Sólo una severa disciplina en los presupuestos territoriales podría enderezar el rumbo, por más que desandar el camino en este ámbito se antoje tarea tanto difícil como ineludible, tarde o temprano.
Si al menos asistiéramos a una recuperación de la confianza, nos daríamos por satisfechos. Pero los mercados no nos otorgarán respiro durante una buena temporada. Lo hemos repetido con frecuencia.
La raíz del mal no estriba en el efecto mecánico de un déficit excesivo que acelera la acumulación de deuda. Las escasas perspectivas de crecimiento son las que multiplican las dudas sobre la sostenibilidad de las finanzas públicas y extienden las sospechas sobre la capacidad del sector privado para hacer frente a sus ingentes pasivos, tres veces superiores a los del Estado.

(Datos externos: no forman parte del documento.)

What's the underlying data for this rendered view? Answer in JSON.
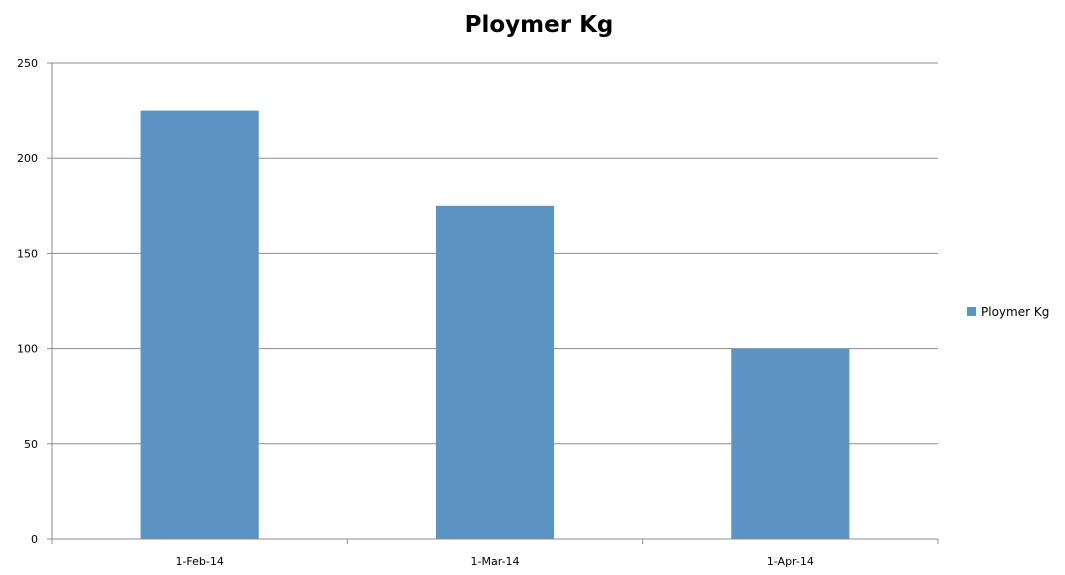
{
  "chart_data": {
    "type": "bar",
    "title": "Ploymer Kg",
    "xlabel": "",
    "ylabel": "",
    "categories": [
      "1-Feb-14",
      "1-Mar-14",
      "1-Apr-14"
    ],
    "series": [
      {
        "name": "Ploymer Kg",
        "values": [
          225,
          175,
          100
        ],
        "color": "#5b93c5"
      }
    ],
    "ylim": [
      0,
      250
    ],
    "yticks": [
      "0",
      "50",
      "100",
      "150",
      "200",
      "250"
    ],
    "grid": true,
    "legend_position": "right"
  }
}
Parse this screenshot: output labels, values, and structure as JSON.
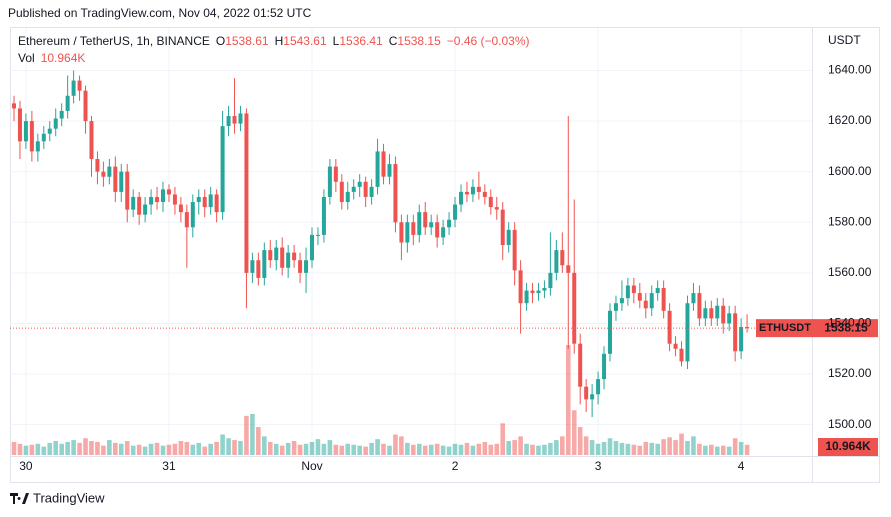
{
  "header": {
    "published": "Published on TradingView.com, Nov 04, 2022 01:52 UTC",
    "brand": "TradingView"
  },
  "chart_data": {
    "type": "candlestick",
    "legend": {
      "symbol": "Ethereum / TetherUS, 1h, BINANCE",
      "keys": [
        "O",
        "H",
        "L",
        "C"
      ],
      "change": "−0.46 (−0.03%)"
    },
    "axis_label": "USDT",
    "ticker": "ETHUSDT",
    "up_color": "#26a69a",
    "down_color": "#ef5350",
    "grid": true,
    "ylim": [
      1488,
      1656
    ],
    "yticks": [
      {
        "value": 1500,
        "label": "1500.00"
      },
      {
        "value": 1520,
        "label": "1520.00"
      },
      {
        "value": 1540,
        "label": "1540.00"
      },
      {
        "value": 1560,
        "label": "1560.00"
      },
      {
        "value": 1580,
        "label": "1580.00"
      },
      {
        "value": 1600,
        "label": "1600.00"
      },
      {
        "value": 1620,
        "label": "1620.00"
      },
      {
        "value": 1640,
        "label": "1640.00"
      }
    ],
    "xticks": [
      {
        "value": 2,
        "label": "30"
      },
      {
        "value": 26,
        "label": "31"
      },
      {
        "value": 50,
        "label": "Nov"
      },
      {
        "value": 74,
        "label": "2"
      },
      {
        "value": 98,
        "label": "3"
      },
      {
        "value": 122,
        "label": "4"
      }
    ],
    "open": [
      1627,
      1625,
      1612,
      1620,
      1608,
      1612,
      1615,
      1617,
      1621,
      1624,
      1630,
      1636,
      1632,
      1620,
      1605,
      1600,
      1598,
      1602,
      1592,
      1600,
      1585,
      1590,
      1583,
      1587,
      1590,
      1588,
      1593,
      1591,
      1587,
      1584,
      1578,
      1588,
      1590,
      1586,
      1591,
      1584,
      1618,
      1622,
      1619,
      1623,
      1560,
      1565,
      1558,
      1569,
      1565,
      1570,
      1562,
      1568,
      1565,
      1560,
      1565,
      1575,
      1575,
      1590,
      1602,
      1596,
      1588,
      1592,
      1594,
      1596,
      1590,
      1594,
      1608,
      1598,
      1603,
      1580,
      1572,
      1580,
      1575,
      1584,
      1578,
      1580,
      1574,
      1578,
      1581,
      1587,
      1592,
      1591,
      1594,
      1592,
      1590,
      1586,
      1585,
      1571,
      1577,
      1561,
      1548,
      1553,
      1552,
      1553,
      1554,
      1560,
      1569,
      1563,
      1560,
      1532,
      1515,
      1510,
      1512,
      1518,
      1528,
      1545,
      1548,
      1550,
      1555,
      1552,
      1549,
      1546,
      1552,
      1554,
      1545,
      1532,
      1530,
      1525,
      1548,
      1552,
      1542,
      1546,
      1542,
      1547,
      1540,
      1544,
      1529,
      1538.61
    ],
    "high": [
      1630,
      1628,
      1623,
      1624,
      1615,
      1618,
      1620,
      1625,
      1627,
      1638,
      1640,
      1638,
      1634,
      1622,
      1608,
      1604,
      1605,
      1606,
      1603,
      1603,
      1593,
      1592,
      1590,
      1593,
      1594,
      1596,
      1595,
      1594,
      1590,
      1587,
      1591,
      1593,
      1593,
      1594,
      1593,
      1624,
      1626,
      1637,
      1626,
      1625,
      1568,
      1568,
      1572,
      1573,
      1573,
      1574,
      1571,
      1571,
      1568,
      1570,
      1578,
      1578,
      1593,
      1605,
      1605,
      1599,
      1596,
      1597,
      1599,
      1598,
      1597,
      1613,
      1611,
      1607,
      1606,
      1583,
      1583,
      1583,
      1587,
      1588,
      1583,
      1583,
      1581,
      1584,
      1590,
      1595,
      1596,
      1597,
      1600,
      1595,
      1593,
      1590,
      1588,
      1580,
      1580,
      1565,
      1556,
      1556,
      1556,
      1557,
      1576,
      1573,
      1576,
      1622,
      1589,
      1536,
      1518,
      1516,
      1521,
      1531,
      1548,
      1551,
      1557,
      1558,
      1558,
      1556,
      1552,
      1555,
      1557,
      1557,
      1548,
      1535,
      1533,
      1551,
      1556,
      1555,
      1549,
      1549,
      1550,
      1550,
      1547,
      1547,
      1542,
      1543.61
    ],
    "low": [
      1620,
      1605,
      1609,
      1604,
      1604,
      1609,
      1612,
      1614,
      1618,
      1621,
      1627,
      1628,
      1615,
      1598,
      1595,
      1594,
      1595,
      1588,
      1588,
      1580,
      1582,
      1579,
      1580,
      1583,
      1585,
      1584,
      1588,
      1583,
      1580,
      1562,
      1574,
      1583,
      1582,
      1583,
      1580,
      1581,
      1614,
      1615,
      1616,
      1546,
      1556,
      1555,
      1555,
      1562,
      1561,
      1559,
      1558,
      1562,
      1556,
      1552,
      1562,
      1571,
      1572,
      1587,
      1592,
      1585,
      1585,
      1589,
      1590,
      1586,
      1587,
      1591,
      1595,
      1595,
      1576,
      1565,
      1568,
      1571,
      1572,
      1575,
      1575,
      1570,
      1571,
      1575,
      1578,
      1584,
      1588,
      1588,
      1589,
      1587,
      1583,
      1581,
      1565,
      1568,
      1555,
      1536,
      1545,
      1548,
      1549,
      1550,
      1551,
      1557,
      1560,
      1530,
      1528,
      1508,
      1505,
      1503,
      1508,
      1514,
      1525,
      1541,
      1545,
      1547,
      1548,
      1546,
      1542,
      1543,
      1549,
      1542,
      1529,
      1527,
      1523,
      1522,
      1545,
      1539,
      1539,
      1539,
      1539,
      1536,
      1537,
      1525,
      1526,
      1536.41
    ],
    "close": [
      1625,
      1612,
      1620,
      1608,
      1612,
      1615,
      1617,
      1621,
      1624,
      1630,
      1636,
      1632,
      1620,
      1605,
      1600,
      1598,
      1602,
      1592,
      1600,
      1585,
      1590,
      1583,
      1587,
      1590,
      1588,
      1593,
      1591,
      1587,
      1584,
      1578,
      1588,
      1590,
      1586,
      1591,
      1584,
      1618,
      1622,
      1619,
      1623,
      1560,
      1565,
      1558,
      1569,
      1565,
      1570,
      1562,
      1568,
      1565,
      1560,
      1565,
      1575,
      1575,
      1590,
      1602,
      1596,
      1588,
      1592,
      1594,
      1596,
      1590,
      1594,
      1608,
      1598,
      1603,
      1580,
      1572,
      1580,
      1575,
      1584,
      1578,
      1580,
      1574,
      1578,
      1581,
      1587,
      1592,
      1591,
      1594,
      1592,
      1590,
      1586,
      1585,
      1571,
      1577,
      1561,
      1548,
      1553,
      1552,
      1553,
      1554,
      1560,
      1569,
      1563,
      1560,
      1532,
      1515,
      1510,
      1512,
      1518,
      1528,
      1545,
      1548,
      1550,
      1555,
      1552,
      1549,
      1546,
      1552,
      1554,
      1545,
      1532,
      1530,
      1525,
      1548,
      1552,
      1542,
      1546,
      1542,
      1547,
      1540,
      1544,
      1529,
      1538.61,
      1538.15
    ],
    "volume": {
      "name": "Vol",
      "last_label": "10.964K",
      "values": [
        14000,
        12000,
        10000,
        11000,
        12000,
        9000,
        13000,
        15000,
        12000,
        14000,
        16000,
        13000,
        18000,
        15000,
        14000,
        10000,
        16000,
        13000,
        12000,
        15000,
        10000,
        11000,
        9000,
        12000,
        13000,
        10000,
        11000,
        12000,
        15000,
        14000,
        11000,
        13000,
        9000,
        12000,
        14000,
        22000,
        18000,
        16000,
        15000,
        42000,
        44000,
        30000,
        20000,
        14000,
        12000,
        10000,
        13000,
        15000,
        11000,
        12000,
        14000,
        17000,
        12000,
        16000,
        11000,
        10000,
        12000,
        11000,
        10000,
        9000,
        13000,
        17000,
        12000,
        10000,
        22000,
        20000,
        13000,
        11000,
        12000,
        10000,
        11000,
        12000,
        10000,
        9000,
        12000,
        11000,
        13000,
        10000,
        12000,
        14000,
        11000,
        12000,
        34000,
        15000,
        16000,
        20000,
        12000,
        11000,
        10000,
        11000,
        13000,
        16000,
        20000,
        118000,
        48000,
        30000,
        20000,
        16000,
        12000,
        14000,
        18000,
        15000,
        13000,
        12000,
        11000,
        10000,
        14000,
        13000,
        12000,
        17000,
        19000,
        16000,
        23000,
        15000,
        20000,
        12000,
        10000,
        11000,
        9000,
        10000,
        9000,
        18000,
        14000,
        10964
      ]
    }
  }
}
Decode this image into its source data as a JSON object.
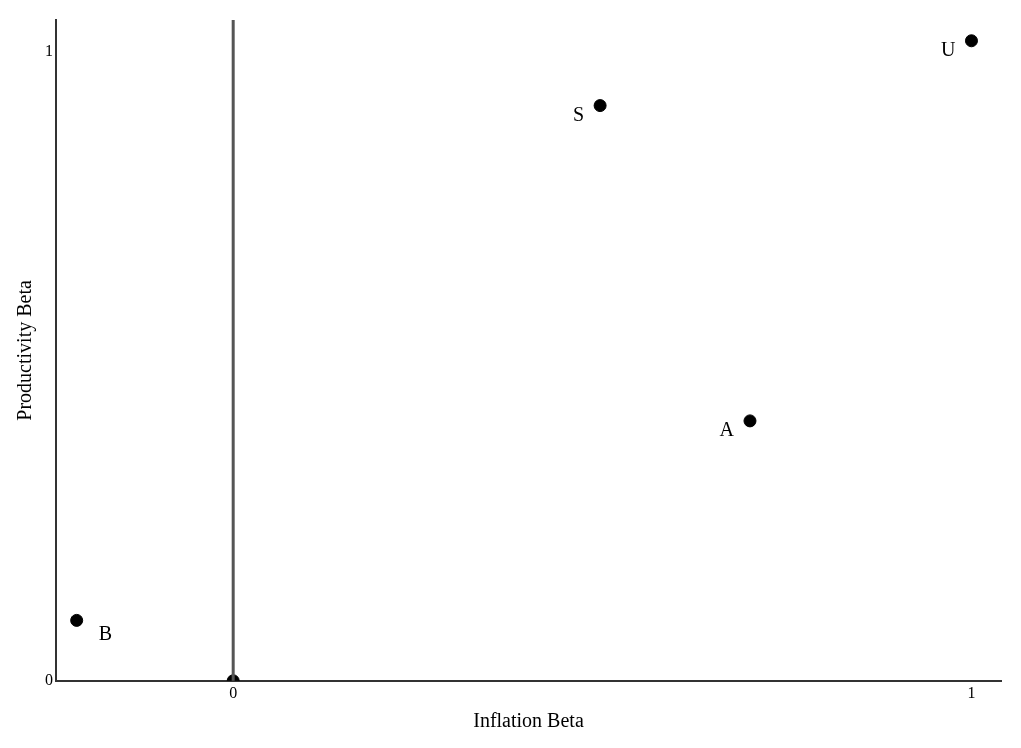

Se acrecienta así el riesgo de intervenciones masivas en el sistema financiero y romper esta espiral de desconfianza no resulta tarea fácil mientras la economía siga sin despegar. No depende sólo de nosotros, sino de una recuperación europea y global impulsada, a su vez, por una vuelta a la normalidad de la demanda. Y, en este sentido, las perspectivas no son nada halagüeñas. Con todo, no es hora de abandonarse al desaliento, sino de acelerar las reformas estructurales que nos preparen para una más rápida y estable salida de la crisis, cuando ésta ocurra. Nada resultaría peor que subirse al furgón de cola de la recuperación.
La voz de alarma en Europa se ha traducido en una estampida hacia el equilibrio presupuestario, en un movimiento desordenado que esteriliza los esfuerzos de los más débiles y amplía el gap que les separa de las economías más sólidas. Más grave todavía, se están creando las condiciones para una generalizada contracción que nos devuelva a la casilla de partida. Para colmo, elementos añadidos de confusión, como los estados de ánimo expresados por Trichet sobre la monetización de la deuda, alimentan la desestabilización de los mercados.
En un panorama tormentoso como en el descrito, nada desequilibraría más que poner en tela de juicio el ajuste propuesto. Los sacrificios que contempla resultan modestos frente al precio de toda indecisión.